Dear University of the West Community:

In these unprecedented times of a devastating global pandemic, economic meltdowns, nationwide protest for racial justice and social discourse, educational institutions around the country have seen declining enrollment figures for the Fall among domestic and international student populations. Students are facing economic struggles, emotional stress, and uncertainty about their future. At UWest, our enrollment numbers have been on the decline for the last three years and our student body are experiencing similar challenges.

Based on the recent report on June 25, 2020 title, “Student Experiences During the Pandemic Pivot”, students from Colleges and University around the country expressed concerns on:
● Balancing school, work, and home responsibilities. Unexpectedly having to pivot to online learning and finding quiet space to complete work also proved especially difficult.
● Students found collaborative, technical, and specialized assignments to be the most difficult to complete. Assignments that were completed most frequently were ones with which they experienced the least difficulty and were already familiar with.
● Students lacked a sense of belonging and connection to others at their institution. While they felt somewhat connected to their instructors, few reported feeling very connected to other students.
● Concerns regarding physical and mental health—especially amongst historically underserved and marginalized student groups—were present for approximately half of students even while they reported high levels of awareness of how to be safe during the pandemic.
● Roughly one in three students reported some concern regarding their food or housing security. Those who reported the greatest concerns were, unfortunately, relatively less likely to know where to go to find emergency aid resources.

Over the weekend and in the spirit of defining the University of the West, I re-examine the catalog and was particularly draw to the introduction,

“Situated at the center of the cultural, spiritual, and intellectual exchange, UWest intergrade liberal arts traditions with a global perspective to provide a unique student-centered educational experience informed by humanistic Buddhist values. UWest is deeply committed to the interaction of diverse cultures and international perspectives. Students and faculty come together as a community of scholars participation in an ongoing dialogue to advance knowledge and address societal and cultural issues.”

I found the emphasis of humanistic Buddhist values, participation on social justice issues, and student-centered education are unique to U West’s identity. These values are attractive to many young people and our community in times of crisis. As your new leader, I believe this is the moment for us to reflect on these values and explore how we can best live up to these ideals for our students and our community.

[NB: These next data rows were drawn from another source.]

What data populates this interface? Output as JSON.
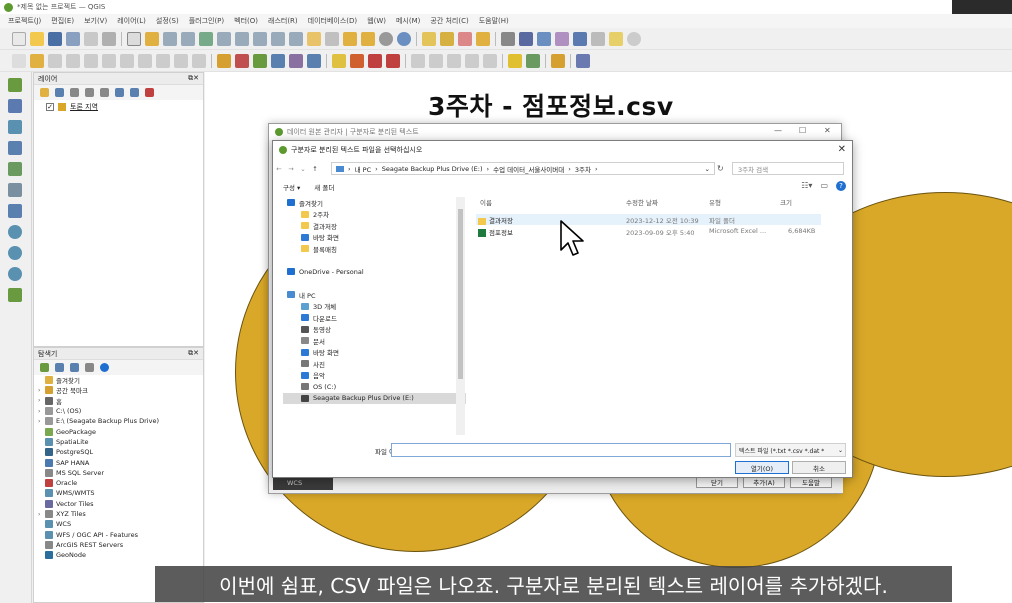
{
  "window": {
    "title": "*제목 없는 프로젝트 — QGIS"
  },
  "menubar": [
    "프로젝트(J)",
    "편집(E)",
    "보기(V)",
    "레이어(L)",
    "설정(S)",
    "플러그인(P)",
    "벡터(O)",
    "래스터(R)",
    "데이터베이스(D)",
    "웹(W)",
    "메시(M)",
    "공간 처리(C)",
    "도움말(H)"
  ],
  "colors": {
    "accent": "#5c9a2f",
    "point_fill": "#d9a828",
    "selection": "#1f6fd1"
  },
  "layers_panel": {
    "title": "레이어",
    "layers": [
      {
        "name": "토론 지역",
        "checked": "✓"
      }
    ]
  },
  "browser_panel": {
    "title": "탐색기",
    "items": [
      {
        "label": "즐겨찾기",
        "arrow": "",
        "icon": "star-icon"
      },
      {
        "label": "공간 북마크",
        "arrow": "›",
        "icon": "bookmark-icon"
      },
      {
        "label": "홈",
        "arrow": "›",
        "icon": "home-icon"
      },
      {
        "label": "C:\\ (OS)",
        "arrow": "›",
        "icon": "drive-icon"
      },
      {
        "label": "E:\\ (Seagate Backup Plus Drive)",
        "arrow": "›",
        "icon": "drive-icon"
      },
      {
        "label": "GeoPackage",
        "arrow": "",
        "icon": "geopackage-icon"
      },
      {
        "label": "SpatiaLite",
        "arrow": "",
        "icon": "spatialite-icon"
      },
      {
        "label": "PostgreSQL",
        "arrow": "",
        "icon": "postgresql-icon"
      },
      {
        "label": "SAP HANA",
        "arrow": "",
        "icon": "sap-hana-icon"
      },
      {
        "label": "MS SQL Server",
        "arrow": "",
        "icon": "mssql-icon"
      },
      {
        "label": "Oracle",
        "arrow": "",
        "icon": "oracle-icon"
      },
      {
        "label": "WMS/WMTS",
        "arrow": "",
        "icon": "wms-icon"
      },
      {
        "label": "Vector Tiles",
        "arrow": "",
        "icon": "vector-tiles-icon"
      },
      {
        "label": "XYZ Tiles",
        "arrow": "›",
        "icon": "xyz-tiles-icon"
      },
      {
        "label": "WCS",
        "arrow": "",
        "icon": "wcs-icon"
      },
      {
        "label": "WFS / OGC API - Features",
        "arrow": "",
        "icon": "wfs-icon"
      },
      {
        "label": "ArcGIS REST Servers",
        "arrow": "",
        "icon": "arcgis-icon"
      },
      {
        "label": "GeoNode",
        "arrow": "",
        "icon": "geonode-icon"
      }
    ]
  },
  "overlay_title": "3주차 - 점포정보.csv",
  "qgis_dialog": {
    "title": "데이터 원본 관리자 | 구분자로 분리된 텍스트",
    "help": "도움말",
    "add": "추가(A)",
    "close": "닫기",
    "bottom_tab": "WCS"
  },
  "file_dialog": {
    "title": "구분자로 분리된 텍스트 파일을 선택하십시오",
    "path": [
      "내 PC",
      "Seagate Backup Plus Drive (E:)",
      "수업 데이터_서울사이버대",
      "3주차"
    ],
    "search_placeholder": "3주차 검색",
    "organize": "구성 ▾",
    "new_folder": "새 폴더",
    "nav": [
      {
        "label": "즐겨찾기",
        "icon": "star-icon",
        "indent": 0,
        "selected": false
      },
      {
        "label": "2주차",
        "icon": "folder-icon",
        "indent": 1,
        "selected": false
      },
      {
        "label": "결과저장",
        "icon": "folder-icon",
        "indent": 1,
        "selected": false
      },
      {
        "label": "바탕 화면",
        "icon": "desktop-icon",
        "indent": 1,
        "selected": false
      },
      {
        "label": "블록매칭",
        "icon": "folder-icon",
        "indent": 1,
        "selected": false
      },
      {
        "label": "",
        "icon": "",
        "indent": 0,
        "selected": false
      },
      {
        "label": "OneDrive - Personal",
        "icon": "onedrive-icon",
        "indent": 0,
        "selected": false
      },
      {
        "label": "",
        "icon": "",
        "indent": 0,
        "selected": false
      },
      {
        "label": "내 PC",
        "icon": "pc-icon",
        "indent": 0,
        "selected": false
      },
      {
        "label": "3D 개체",
        "icon": "3d-objects-icon",
        "indent": 1,
        "selected": false
      },
      {
        "label": "다운로드",
        "icon": "download-icon",
        "indent": 1,
        "selected": false
      },
      {
        "label": "동영상",
        "icon": "video-icon",
        "indent": 1,
        "selected": false
      },
      {
        "label": "문서",
        "icon": "document-icon",
        "indent": 1,
        "selected": false
      },
      {
        "label": "바탕 화면",
        "icon": "desktop-icon",
        "indent": 1,
        "selected": false
      },
      {
        "label": "사진",
        "icon": "pictures-icon",
        "indent": 1,
        "selected": false
      },
      {
        "label": "음악",
        "icon": "music-icon",
        "indent": 1,
        "selected": false
      },
      {
        "label": "OS (C:)",
        "icon": "drive-icon",
        "indent": 1,
        "selected": false
      },
      {
        "label": "Seagate Backup Plus Drive (E:)",
        "icon": "usb-drive-icon",
        "indent": 1,
        "selected": true
      }
    ],
    "columns": [
      "이름",
      "수정한 날짜",
      "유형",
      "크기"
    ],
    "files": [
      {
        "name": "결과저장",
        "date": "2023-12-12 오전 10:39",
        "type": "파일 폴더",
        "size": "",
        "kind": "folder"
      },
      {
        "name": "점포정보",
        "date": "2023-09-09 오후 5:40",
        "type": "Microsoft Excel ...",
        "size": "6,684KB",
        "kind": "excel"
      }
    ],
    "filename_label": "파일 이름(N):",
    "filename_value": "",
    "filetype": "텍스트 파일 (*.txt *.csv *.dat *",
    "open": "열기(O)",
    "cancel": "취소"
  },
  "subtitle": "이번에 쉼표, CSV 파일은 나오죠. 구분자로 분리된 텍스트 레이어를 추가하겠다."
}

This is an opportunity for faculty, staff and administrators to work together and create a brand strategy, an achievable enrollment management and retention plans based on the relationships that we have cultivated in the last 29 years. We need to collaborate on a plan that stabilizes the future of our university, and ensures its continued success. In the spirit of collaboration and openness, I want to explore three questions with you so that we can go on to create a stable and prosperous future for our university. I hope that you will give the questions some thought, and email me your responses within one week. The first step for me to do for this community is to listen, and I want to hear your voices.

1. What is the University of the West known for and what do you love about UWest?
2. What are our major challenges?
3. What could you do to help?

Thank you and have a wonderful and safe weekend!

Cheer! Together in the UWest community spirit!